Americans were more likely to say that various rights are “not very secure“ than “very secure,“ the poll found. And in most cases in which Americans viewed their rights as being in danger, the government and politicians were considered the greatest threat to these rights, along with fellow citizens and corporations.

While 87 percent agreed that “the government has a responsibility to protect the lives, livelihoods, and rights of all Americans,” more than half — 54 percent — said they believe the government is not doing a good job of protecting those rights, including two-thirds of Democrats and one-third of Republicans.

Shattuck took a bleak view of Americans’ lack of confidence in their government.

“There’s ... a strong belief that rights are under threat and that the principal dangers are coming from government and politicians,” he said, “and I guess my concern here is democracy really is at risk when the very values that Americans believe they have in common are under attack.”

When it comes to the November election, Shattuck said, “it’s clear that voters are all going to be thinking about their values … so that’s something the candidates are going to have to take into consideration.”

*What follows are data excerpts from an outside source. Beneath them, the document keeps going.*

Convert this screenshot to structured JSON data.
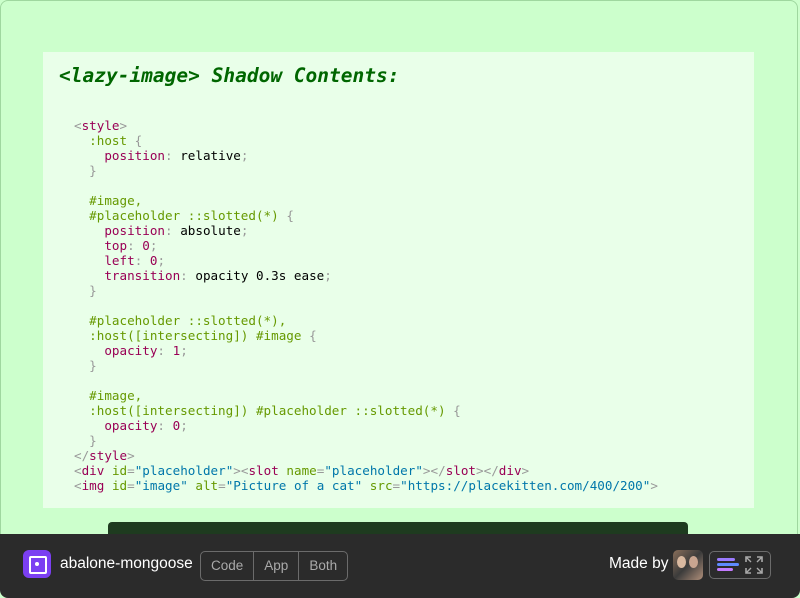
{
  "heading": "<lazy-image> Shadow Contents:",
  "code_lines": [
    "<style>",
    "  :host {",
    "    position: relative;",
    "  }",
    "",
    "  #image,",
    "  #placeholder ::slotted(*) {",
    "    position: absolute;",
    "    top: 0;",
    "    left: 0;",
    "    transition: opacity 0.3s ease;",
    "  }",
    "",
    "  #placeholder ::slotted(*),",
    "  :host([intersecting]) #image {",
    "    opacity: 1;",
    "  }",
    "",
    "  #image,",
    "  :host([intersecting]) #placeholder ::slotted(*) {",
    "    opacity: 0;",
    "  }",
    "</style>",
    "<div id=\"placeholder\"><slot name=\"placeholder\"></slot></div>",
    "<img id=\"image\" alt=\"Picture of a cat\" src=\"https://placekitten.com/400/200\">"
  ],
  "footer": {
    "project_name": "abalone-mongoose",
    "view_tabs": [
      "Code",
      "App",
      "Both"
    ],
    "made_by": "Made by"
  },
  "icons": {
    "logo": "glitch-project-icon",
    "avatar": "user-avatar",
    "fish": "glitch-fish-icon",
    "expand": "fullscreen-icon"
  },
  "colors": {
    "background": "#ccffcc",
    "panel": "#e9ffe9",
    "heading": "#006600",
    "footer": "#2b2b2b",
    "accent": "#7b3ff2"
  }
}
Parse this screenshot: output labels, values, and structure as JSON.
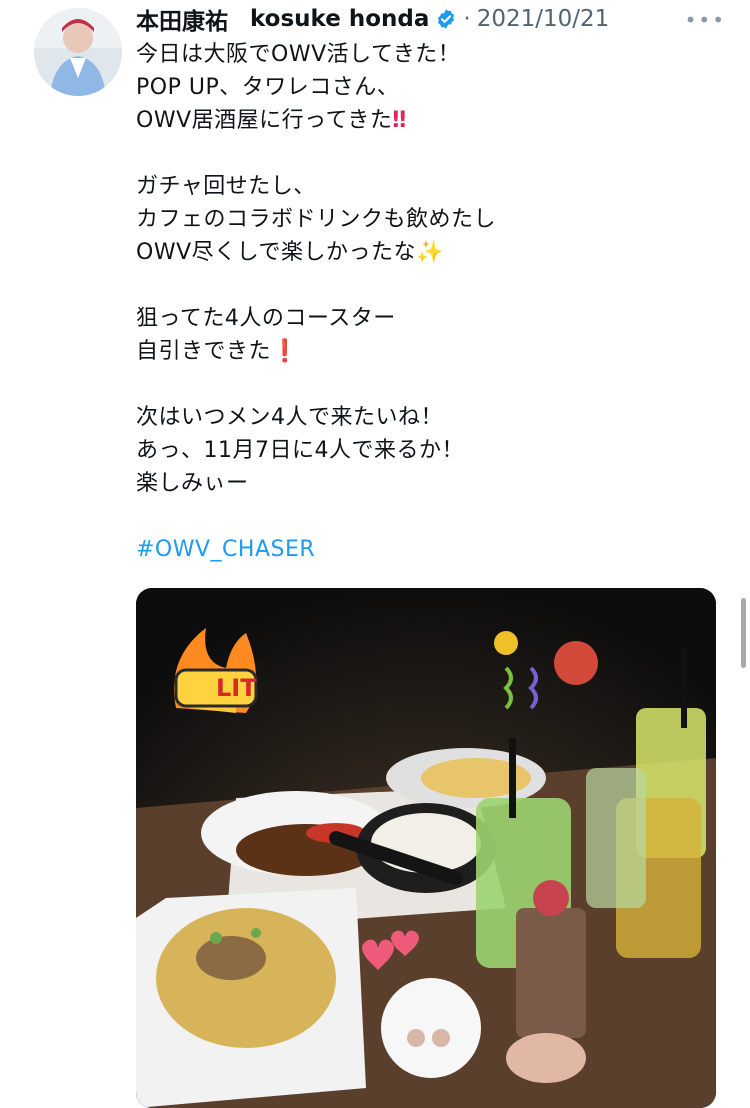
{
  "tweet": {
    "display_name": "本田康祐",
    "handle": "kosuke honda",
    "separator": "·",
    "date": "2021/10/21",
    "more_icon": "•••",
    "lines": [
      "今日は大阪でOWV活してきた！",
      "POP UP、タワレコさん、",
      "OWV居酒屋に行ってきた",
      "",
      "ガチャ回せたし、",
      "カフェのコラボドリンクも飲めたし",
      "OWV尽くしで楽しかったな",
      "",
      "狙ってた4人のコースター",
      "自引きできた",
      "",
      "次はいつメン4人で来たいね！",
      "あっ、11月7日に4人で来るか！",
      "楽しみぃー",
      ""
    ],
    "emoji": {
      "double_exclamation": "‼",
      "sparkles": "✨",
      "exclamation": "❗"
    },
    "hashtag": "#OWV_CHASER",
    "photo": {
      "stickers": {
        "lit": "LIT"
      }
    }
  },
  "colors": {
    "link": "#1d9bf0",
    "verified": "#1d9bf0",
    "muted": "#536471"
  },
  "icons": [
    "avatar-image",
    "verified-badge-icon",
    "more-icon",
    "double-exclamation-emoji",
    "sparkles-emoji",
    "exclamation-emoji",
    "fire-sticker",
    "party-popper-sticker",
    "hearts-sticker"
  ]
}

“The poll shows that a majority of Americans are fed up with polarization and looking for ways to reimagine the values they have in common — the rights and responsibilities important to being an American today,” he added later.

The project included the nationwide poll as well as focus groups held in Detroit, Phoenix and Atlanta. The data will be used to produce a report and policy recommendations based on its findings that is set to be released in October, and that Shattuck said would be “written for the next president of the United States, whoever they may be.”

The poll was conducted July 6-28 among a nationwide sample of 2,093 people by NORC, an independent research institution at the University of Chicago. The margin of sampling error for the study is plus or minus 2.76 percentage points.